将以下清单保存为 cc-workload.yaml：

apiVersion: apps/v1
kind: Deployment
metadata:
  name: custom-workload
spec:
  replicas: 2
  selector:
    matchLabels:
      app: custom-workload
  template:
    metadata:
      labels:
        app: custom-workload
    spec:
      nodeSelector:
        cloud.google.com/compute-class: cost-optimized
      containers:
      - name: test
        image: gcr.io/google_containers/pause
        resources:
          requests:
            cpu: 1.5
            memory: "4Gi"

部署工作负载：
```
kubectl apply -f cc-workload.yaml
```

部署此工作负载时，GKE 会自动向 Pod 添加与所请求 ComputeClass 的节点污点相对应的容忍设置。

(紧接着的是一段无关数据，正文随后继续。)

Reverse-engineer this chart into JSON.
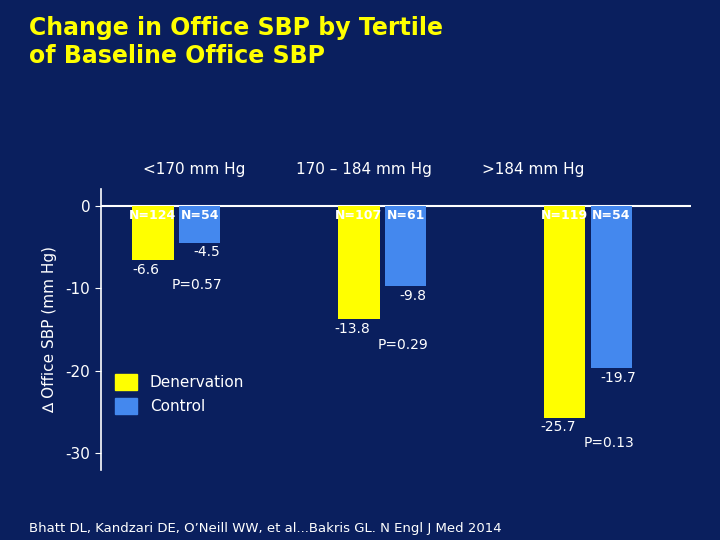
{
  "title_line1": "Change in Office SBP by Tertile",
  "title_line2": "of Baseline Office SBP",
  "ylabel": "∆ Office SBP (mm Hg)",
  "background_color": "#0a1f5e",
  "tertile_labels": [
    "<170 mm Hg",
    "170 – 184 mm Hg",
    ">184 mm Hg"
  ],
  "denervation_values": [
    -6.6,
    -13.8,
    -25.7
  ],
  "control_values": [
    -4.5,
    -9.8,
    -19.7
  ],
  "denervation_n": [
    "N=124",
    "N=107",
    "N=119"
  ],
  "control_n": [
    "N=54",
    "N=61",
    "N=54"
  ],
  "p_values": [
    "P=0.57",
    "P=0.29",
    "P=0.13"
  ],
  "denervation_color": "#ffff00",
  "control_color": "#4488ee",
  "ylim": [
    -32,
    2
  ],
  "yticks": [
    0,
    -10,
    -20,
    -30
  ],
  "bar_width": 0.3,
  "group_centers": [
    1.0,
    2.5,
    4.0
  ],
  "xlim": [
    0.45,
    4.75
  ],
  "title_color": "#ffff00",
  "tick_color": "white",
  "label_color": "white",
  "tertile_label_color": "white",
  "value_label_color": "white",
  "p_value_color": "white",
  "n_label_color": "white",
  "legend_labels": [
    "Denervation",
    "Control"
  ],
  "citation": "Bhatt DL, Kandzari DE, O’Neill WW, et al...Bakris GL. N Engl J Med 2014",
  "title_fontsize": 17,
  "axis_label_fontsize": 11,
  "tick_fontsize": 11,
  "bar_value_fontsize": 10,
  "n_label_fontsize": 9,
  "p_value_fontsize": 10,
  "tertile_fontsize": 11,
  "legend_fontsize": 11,
  "citation_fontsize": 9.5
}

此容忍设置可确保只有请求 ComputeClass 的 Pod 才能在 ComputeClass 节点上运行。

更新已部署的 ComputeClass

如需更新已部署的 ComputeClass，请修改相应 ComputeClass 的 YAML 清单。然后，运行以下命令来部署修改后的清单：

kubectl apply -f PATH_TO_FILE

将 PATH_TO_FILE 替换为修改后的清单的路径。确保 name 字段中的值保持不变。

部署更新后的 ComputeClass 时，GKE 会使用更新后的配置来创建新节点。GKE 不会使用更新后的配置修改任何现有节点。

随着时间的推移，如果 ComputeClass 使用主动迁移，并且现有 Pod 符合迁移条件，GKE 可能会将现有 Pod 迁移到使用更新后配置的节点。